Scully looked at him. "Do you have a theory?"

He smiled. "I have plenty of theories." Whether or not she would accept any of them, to be sure, was an entirely different matter. He had known Dana Scully for all of ten minutes, but he was already fairly certain that she would match him blow for blow, argument for argument. Assuming, of course, that she didn't leave his office and head straight for Kersh's to demand instant reassignment to some other, less deranged, partner. In all honesty, he wasn't too sure which to hope for. Either way, though, it was time to test the waters a little bit more. "Maybe what you can explain to me is why it's bureau policy to label these cases as 'unexplained phenomenon' and ignore them. Do you believe in the existence of extraterrestrials?"

He allowed the last few words to taper off in an eerie whisper, and she smiled in spite of herself.

"Logically, I would have to say 'no'."

Mulder nodded, undisturbed.
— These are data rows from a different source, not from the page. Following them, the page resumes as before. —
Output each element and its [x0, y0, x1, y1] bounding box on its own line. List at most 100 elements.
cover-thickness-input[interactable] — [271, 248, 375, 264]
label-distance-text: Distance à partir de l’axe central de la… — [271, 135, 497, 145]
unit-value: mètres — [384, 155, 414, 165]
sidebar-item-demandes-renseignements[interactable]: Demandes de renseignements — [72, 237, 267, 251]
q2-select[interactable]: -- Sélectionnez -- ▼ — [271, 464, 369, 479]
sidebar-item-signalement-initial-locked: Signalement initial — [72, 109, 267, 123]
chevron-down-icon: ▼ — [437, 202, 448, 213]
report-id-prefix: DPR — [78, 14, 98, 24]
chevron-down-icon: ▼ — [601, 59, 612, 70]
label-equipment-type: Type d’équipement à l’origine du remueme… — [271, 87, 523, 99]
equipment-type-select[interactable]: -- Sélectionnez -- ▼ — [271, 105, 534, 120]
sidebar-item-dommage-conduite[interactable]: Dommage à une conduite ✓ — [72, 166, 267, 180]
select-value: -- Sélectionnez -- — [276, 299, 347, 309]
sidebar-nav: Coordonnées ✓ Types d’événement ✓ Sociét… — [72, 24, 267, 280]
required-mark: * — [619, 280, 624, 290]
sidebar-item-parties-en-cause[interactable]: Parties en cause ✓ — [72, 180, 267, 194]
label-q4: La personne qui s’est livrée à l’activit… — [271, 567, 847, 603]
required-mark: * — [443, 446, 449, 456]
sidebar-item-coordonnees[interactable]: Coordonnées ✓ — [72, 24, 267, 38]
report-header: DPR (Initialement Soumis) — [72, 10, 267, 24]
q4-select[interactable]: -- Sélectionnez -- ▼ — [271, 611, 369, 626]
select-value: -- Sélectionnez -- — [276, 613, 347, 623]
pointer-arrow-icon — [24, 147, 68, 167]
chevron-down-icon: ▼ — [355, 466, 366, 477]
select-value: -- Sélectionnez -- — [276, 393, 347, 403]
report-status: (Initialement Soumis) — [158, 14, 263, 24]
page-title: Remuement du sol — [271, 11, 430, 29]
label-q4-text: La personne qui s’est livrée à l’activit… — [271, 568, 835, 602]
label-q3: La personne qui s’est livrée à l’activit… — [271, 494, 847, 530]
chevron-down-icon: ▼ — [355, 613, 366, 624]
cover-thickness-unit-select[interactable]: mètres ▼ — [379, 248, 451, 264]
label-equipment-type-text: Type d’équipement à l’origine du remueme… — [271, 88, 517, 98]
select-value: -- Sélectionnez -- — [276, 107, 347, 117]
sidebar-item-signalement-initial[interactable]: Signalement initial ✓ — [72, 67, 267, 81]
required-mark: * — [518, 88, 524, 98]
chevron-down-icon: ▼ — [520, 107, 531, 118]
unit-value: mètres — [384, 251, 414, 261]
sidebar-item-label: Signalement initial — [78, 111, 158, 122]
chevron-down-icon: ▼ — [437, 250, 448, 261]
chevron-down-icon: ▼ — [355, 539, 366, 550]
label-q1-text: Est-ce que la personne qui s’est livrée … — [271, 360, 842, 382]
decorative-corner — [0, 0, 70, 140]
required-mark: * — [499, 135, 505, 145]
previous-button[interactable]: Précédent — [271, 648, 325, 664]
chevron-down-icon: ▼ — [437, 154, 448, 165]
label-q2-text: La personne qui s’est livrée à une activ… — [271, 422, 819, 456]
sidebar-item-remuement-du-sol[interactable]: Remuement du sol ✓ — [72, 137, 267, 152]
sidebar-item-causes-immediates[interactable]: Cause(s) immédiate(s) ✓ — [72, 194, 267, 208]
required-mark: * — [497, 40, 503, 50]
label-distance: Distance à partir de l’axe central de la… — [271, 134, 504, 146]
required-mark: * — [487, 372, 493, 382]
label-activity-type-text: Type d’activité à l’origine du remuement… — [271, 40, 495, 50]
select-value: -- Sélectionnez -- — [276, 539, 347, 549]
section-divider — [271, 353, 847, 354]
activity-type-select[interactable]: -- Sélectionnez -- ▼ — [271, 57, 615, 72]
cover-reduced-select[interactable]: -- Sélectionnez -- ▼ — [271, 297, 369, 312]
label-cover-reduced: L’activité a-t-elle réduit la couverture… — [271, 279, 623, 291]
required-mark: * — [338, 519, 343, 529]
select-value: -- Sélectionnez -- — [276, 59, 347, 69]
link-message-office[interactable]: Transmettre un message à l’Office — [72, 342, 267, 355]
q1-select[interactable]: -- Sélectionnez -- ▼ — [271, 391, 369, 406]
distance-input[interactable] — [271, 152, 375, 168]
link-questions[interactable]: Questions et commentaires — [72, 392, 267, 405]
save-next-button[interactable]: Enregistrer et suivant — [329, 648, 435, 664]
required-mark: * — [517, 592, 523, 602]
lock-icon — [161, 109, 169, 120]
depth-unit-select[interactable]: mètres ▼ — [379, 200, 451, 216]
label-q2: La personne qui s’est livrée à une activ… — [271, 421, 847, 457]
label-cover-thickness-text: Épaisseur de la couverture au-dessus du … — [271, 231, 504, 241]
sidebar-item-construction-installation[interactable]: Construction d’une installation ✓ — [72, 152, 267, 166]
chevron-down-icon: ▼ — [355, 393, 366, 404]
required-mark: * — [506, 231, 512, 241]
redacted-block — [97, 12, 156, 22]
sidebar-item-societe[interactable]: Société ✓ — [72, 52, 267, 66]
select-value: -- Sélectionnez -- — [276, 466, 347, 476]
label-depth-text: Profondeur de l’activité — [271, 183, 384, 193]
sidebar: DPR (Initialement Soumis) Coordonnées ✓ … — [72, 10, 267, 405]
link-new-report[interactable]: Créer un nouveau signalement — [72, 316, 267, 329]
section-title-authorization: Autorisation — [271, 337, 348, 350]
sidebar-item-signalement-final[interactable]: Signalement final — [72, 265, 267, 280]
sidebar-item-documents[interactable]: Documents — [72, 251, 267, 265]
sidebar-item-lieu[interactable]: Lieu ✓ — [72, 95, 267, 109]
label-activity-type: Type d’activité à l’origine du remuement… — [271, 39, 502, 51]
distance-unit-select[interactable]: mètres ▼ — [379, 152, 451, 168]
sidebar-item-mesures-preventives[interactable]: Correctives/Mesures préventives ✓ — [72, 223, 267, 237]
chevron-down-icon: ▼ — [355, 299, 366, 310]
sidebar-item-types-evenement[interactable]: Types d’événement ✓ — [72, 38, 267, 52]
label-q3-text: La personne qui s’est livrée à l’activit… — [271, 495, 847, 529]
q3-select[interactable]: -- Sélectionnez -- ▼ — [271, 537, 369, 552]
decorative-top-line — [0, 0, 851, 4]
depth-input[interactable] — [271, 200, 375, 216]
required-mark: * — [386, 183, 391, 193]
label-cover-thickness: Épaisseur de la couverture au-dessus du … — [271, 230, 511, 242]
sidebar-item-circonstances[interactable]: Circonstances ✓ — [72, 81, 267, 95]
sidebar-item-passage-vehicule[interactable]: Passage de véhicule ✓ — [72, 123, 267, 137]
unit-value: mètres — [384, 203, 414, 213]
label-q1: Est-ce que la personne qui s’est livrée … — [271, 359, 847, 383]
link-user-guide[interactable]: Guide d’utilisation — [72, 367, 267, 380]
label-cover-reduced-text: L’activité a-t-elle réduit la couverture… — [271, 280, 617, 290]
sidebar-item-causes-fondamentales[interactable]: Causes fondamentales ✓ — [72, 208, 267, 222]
She was a medical doctor, a scientist; he hadn't expected her to agree.

"Given the distances needed to travel from the far reaches of space, the energy requirements would exceed a spacecraft's capabilities--"

For the second time, Mulder cut her off, although not without some vestige of regret. He knew it was rude, but he had heard the argument a few too many times. "Conventional wisdom. You know this Oregon female? She's the fourth person in her graduating class to die under mysterious circumstances. Now, when convention and science offer us no answers, might we not finally turn to the fantastic as a plausibility?"

Scully met his eyes fiercely, apparently undisturbed by the fact that she had to tilt her head back in order to do so. "The girl obviously died of something. If it was natural causes, it's plausible that there was something missed in the post-mortem."

Mulder watched her, torn between amusement and exasperation.

"If she was murdered," Scully continued, oblivious to his quandary, "it's plausible there was a sloppy investigation. What I find fantastic--" she looked at him severely "-- is any notion that there are answers beyond the realm of science. The answers are there. You just have to know where to look."

Surrendering to amusement, Mulder smiled. "That's why they put the 'I' in 'FBI'," he quipped. Walking back to his desk, he sat down. "See you tomorrow morning, Scully, bright and early. We leave for the very plausible state of Oregon at 8 a.m."

If she could take potshots at him, so could he. To his surprise, she didn't retort. Instead, she smiled, albeit somewhat enigmatically, then turned and left, closing the door behind her. He listened as the brisk click-clack of her high heels echoed and faded down the hallway. How she could even move in those things, he had no idea.

Shaking his head, he leaned over and turned the projector off. Working with Dana Scully was going to be interesting, very interesting indeed.